L’objet de destruction  visé dans le processus de répétition est donc le toxicomane lui-même (démarche d’autodestruction).

Au travers des textes de Christiane. F, l’auteur dégage ensuite une des idées principales du livre concernant l’appréhension par l’adulte de la souffrance de l’enfant. Elle explique en effet que les conceptions légitimant les violences parentales (telles que : « dans le temps on faisait comme ça », « c’est pour leur bien »,...etc), ne font finalement que témoigner de la certaine insensibilité de l’adulte à l’égard de la souffrance de l’enfant.
Alice Miller justifie cette attitude par le fait que l’adulte qui à lui-même subi ces mauvais traitements idéalise souvent sa propre enfance. Ainsi, même s’il est en capacité de se souvenir des actes de violence subis, il ne pourra  pour autant pas se remémorer les sentiments alors éprouvés, puisque réprimés.

L’adulte n’a donc pas accès à son propre vécu d’enfant blessé, faible et en souffrance d’hier. En fait, il n’a pas intégré cette partie de lui-même à son moi, et c’est cette souffrance refoulée qui empêche la sensibilité de l’adulte aux souffrances des autres.

C’est notamment cet aspect particulier de l’adulte ayant subi des mauvais traitements dans son enfance qui va le pousser vers la satisfaction de ce besoin compulsionnel de répéter  sa propre histoire ( concept d’identification à l’agresseur).

Un adulte maltraitant l’est  donc souvent du fait qu’il a lui même été victime de maltraitance et qu’il n’a pas pu se défendre, « et les choses doivent nécessairement se reproduire ainsi tant que l’histoire de leur propre enfance demeure idéalisée. », page 127.


B - Adolf Hitler

« Ma pédagogie est dure. Il faut éliminer la faiblesse [...] Je veux une jeunesse violente, courageuse et cruelle. Il faut qu’elle sache endurer la souffrance. Elle ne doit rien avoir de faible ni de tendre. ». Adolf Hitler.

A la lecture de ces courtes phrases, il est relativement aisé de faire le lien entre cette conception de l’éducation et les principes de la pédagogie noire développés par Alice Miller dans sa première partie, qui va trouver ici une illustration des plus concrètes.

Ce deuxième cas qu’elle décide d’approfondir soulevant nécessairement de nombreux affects chez le lecteur, Alice Miller justifie son choix dès le début de cette partie.

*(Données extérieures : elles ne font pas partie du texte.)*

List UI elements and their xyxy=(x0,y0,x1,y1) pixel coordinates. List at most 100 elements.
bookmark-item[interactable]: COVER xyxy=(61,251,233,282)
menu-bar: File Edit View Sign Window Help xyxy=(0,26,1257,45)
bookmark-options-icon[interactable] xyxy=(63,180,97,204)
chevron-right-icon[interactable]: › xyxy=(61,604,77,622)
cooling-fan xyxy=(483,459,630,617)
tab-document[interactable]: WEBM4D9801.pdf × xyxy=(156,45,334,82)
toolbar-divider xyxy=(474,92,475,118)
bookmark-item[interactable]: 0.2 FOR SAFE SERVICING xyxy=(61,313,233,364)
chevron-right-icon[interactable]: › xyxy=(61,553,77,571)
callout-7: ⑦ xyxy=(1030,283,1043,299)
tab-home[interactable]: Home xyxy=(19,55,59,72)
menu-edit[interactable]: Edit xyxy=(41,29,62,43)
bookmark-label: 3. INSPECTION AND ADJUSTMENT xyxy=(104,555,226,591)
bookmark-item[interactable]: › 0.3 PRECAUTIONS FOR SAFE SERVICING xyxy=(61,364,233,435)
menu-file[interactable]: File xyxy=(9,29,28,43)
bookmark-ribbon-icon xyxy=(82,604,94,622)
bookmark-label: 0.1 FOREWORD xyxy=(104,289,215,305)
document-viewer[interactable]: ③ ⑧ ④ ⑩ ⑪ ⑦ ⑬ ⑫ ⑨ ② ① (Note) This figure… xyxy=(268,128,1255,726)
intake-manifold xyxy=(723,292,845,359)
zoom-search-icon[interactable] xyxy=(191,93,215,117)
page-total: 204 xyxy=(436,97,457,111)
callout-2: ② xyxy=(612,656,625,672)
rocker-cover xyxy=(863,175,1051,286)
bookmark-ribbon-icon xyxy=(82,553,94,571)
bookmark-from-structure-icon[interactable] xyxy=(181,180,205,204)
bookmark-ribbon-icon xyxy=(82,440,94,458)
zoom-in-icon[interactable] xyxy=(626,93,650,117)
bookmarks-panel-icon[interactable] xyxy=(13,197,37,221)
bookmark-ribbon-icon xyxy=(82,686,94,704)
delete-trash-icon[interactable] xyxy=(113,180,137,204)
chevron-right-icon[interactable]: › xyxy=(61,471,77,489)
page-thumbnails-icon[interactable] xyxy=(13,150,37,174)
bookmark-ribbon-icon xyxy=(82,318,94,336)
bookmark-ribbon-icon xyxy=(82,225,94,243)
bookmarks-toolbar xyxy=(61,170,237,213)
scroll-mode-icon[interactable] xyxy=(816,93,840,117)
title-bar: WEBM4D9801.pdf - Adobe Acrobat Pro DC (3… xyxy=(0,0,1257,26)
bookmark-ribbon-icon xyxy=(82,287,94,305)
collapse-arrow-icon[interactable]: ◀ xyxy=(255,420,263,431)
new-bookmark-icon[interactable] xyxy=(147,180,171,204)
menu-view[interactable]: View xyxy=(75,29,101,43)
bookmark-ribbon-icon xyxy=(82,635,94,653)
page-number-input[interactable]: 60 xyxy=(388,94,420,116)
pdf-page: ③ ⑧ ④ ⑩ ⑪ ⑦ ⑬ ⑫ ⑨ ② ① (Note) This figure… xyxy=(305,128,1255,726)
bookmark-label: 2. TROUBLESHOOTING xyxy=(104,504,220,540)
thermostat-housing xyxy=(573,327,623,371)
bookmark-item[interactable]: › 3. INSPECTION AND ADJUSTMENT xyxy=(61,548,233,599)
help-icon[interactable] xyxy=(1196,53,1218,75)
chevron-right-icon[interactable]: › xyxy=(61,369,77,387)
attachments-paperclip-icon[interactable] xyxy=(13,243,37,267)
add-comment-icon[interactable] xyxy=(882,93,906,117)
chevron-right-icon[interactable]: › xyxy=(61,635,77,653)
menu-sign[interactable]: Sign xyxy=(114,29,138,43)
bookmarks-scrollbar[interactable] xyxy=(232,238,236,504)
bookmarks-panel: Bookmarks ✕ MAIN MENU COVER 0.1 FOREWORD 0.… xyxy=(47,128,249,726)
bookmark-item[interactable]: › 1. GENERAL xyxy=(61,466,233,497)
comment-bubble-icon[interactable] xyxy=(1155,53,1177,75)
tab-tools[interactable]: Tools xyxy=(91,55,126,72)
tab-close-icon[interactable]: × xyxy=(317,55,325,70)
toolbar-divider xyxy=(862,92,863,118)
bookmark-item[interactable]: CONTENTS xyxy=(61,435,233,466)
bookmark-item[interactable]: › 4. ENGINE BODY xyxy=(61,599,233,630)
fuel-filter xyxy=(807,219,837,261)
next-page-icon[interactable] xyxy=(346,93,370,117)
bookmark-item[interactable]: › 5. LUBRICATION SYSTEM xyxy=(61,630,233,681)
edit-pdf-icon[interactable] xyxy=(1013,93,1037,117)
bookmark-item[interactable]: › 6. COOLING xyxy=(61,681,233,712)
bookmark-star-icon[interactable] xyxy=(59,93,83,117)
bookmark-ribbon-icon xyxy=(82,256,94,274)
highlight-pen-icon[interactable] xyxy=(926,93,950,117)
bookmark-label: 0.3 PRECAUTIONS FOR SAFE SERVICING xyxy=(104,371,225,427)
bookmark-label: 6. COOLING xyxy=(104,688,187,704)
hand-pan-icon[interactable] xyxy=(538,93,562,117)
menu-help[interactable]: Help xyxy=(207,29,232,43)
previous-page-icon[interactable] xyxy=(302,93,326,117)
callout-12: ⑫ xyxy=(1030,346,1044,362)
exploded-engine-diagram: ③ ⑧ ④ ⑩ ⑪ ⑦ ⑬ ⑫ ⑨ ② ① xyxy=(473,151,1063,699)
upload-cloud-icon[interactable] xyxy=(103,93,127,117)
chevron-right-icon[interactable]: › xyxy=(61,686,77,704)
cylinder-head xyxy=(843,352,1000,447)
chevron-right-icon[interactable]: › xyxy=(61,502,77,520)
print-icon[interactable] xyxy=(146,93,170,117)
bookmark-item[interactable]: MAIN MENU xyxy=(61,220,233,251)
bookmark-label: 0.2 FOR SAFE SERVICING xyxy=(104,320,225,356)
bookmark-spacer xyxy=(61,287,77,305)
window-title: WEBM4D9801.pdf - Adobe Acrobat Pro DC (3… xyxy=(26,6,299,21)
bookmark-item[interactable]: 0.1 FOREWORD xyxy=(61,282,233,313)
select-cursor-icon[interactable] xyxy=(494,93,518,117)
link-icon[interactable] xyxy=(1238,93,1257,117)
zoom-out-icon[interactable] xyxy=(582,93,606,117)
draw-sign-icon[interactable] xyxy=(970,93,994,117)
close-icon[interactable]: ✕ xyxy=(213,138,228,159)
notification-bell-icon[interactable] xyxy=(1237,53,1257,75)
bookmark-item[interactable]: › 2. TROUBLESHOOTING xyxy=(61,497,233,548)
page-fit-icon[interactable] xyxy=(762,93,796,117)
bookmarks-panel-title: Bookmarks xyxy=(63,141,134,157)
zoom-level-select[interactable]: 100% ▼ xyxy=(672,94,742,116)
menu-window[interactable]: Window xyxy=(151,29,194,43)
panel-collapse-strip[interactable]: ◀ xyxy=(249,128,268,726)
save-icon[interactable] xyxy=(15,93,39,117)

En effet, elle fait part de ses motivations au lecteur d’étudier la genèse d’une haine qui fit des millions de victimes, en allant plus loin que l’application de la seule théorie des pulsions de mort.

A partir d’ouvrages de différents auteurs, historiens ou biographes, et des écrits d’Hitler lui-même, Alice Miller retrace l’histoire familiale du sujet, dont je vais reprendre les points principaux;

            - On apprend ainsi que le père d’Hitler, enfant illégitime dont la paternité n’a jamais été clairement déterminée, était peut-être d’origine juive (de par ce père x).
Alice Miller émet à ce sujet l’hypothèse d’un conflit émotionnel important, qui, chez le père d’Hitler serait à l’origine de son trouble intérieur et des répercussions sur ses enfants.
Il s’agirait alors d’un besoin compulsif du père de reporter ainsi sur ses enfants la colère éveillée en lui par les humiliations subies dans sa propre enfance.
Adolf Hitler, dès sa plus tendre enfance semble donc avoir fait l’objet de violences  physiques extrêmes, d’humiliations fréquentes et d’autres châtiments maltraitants.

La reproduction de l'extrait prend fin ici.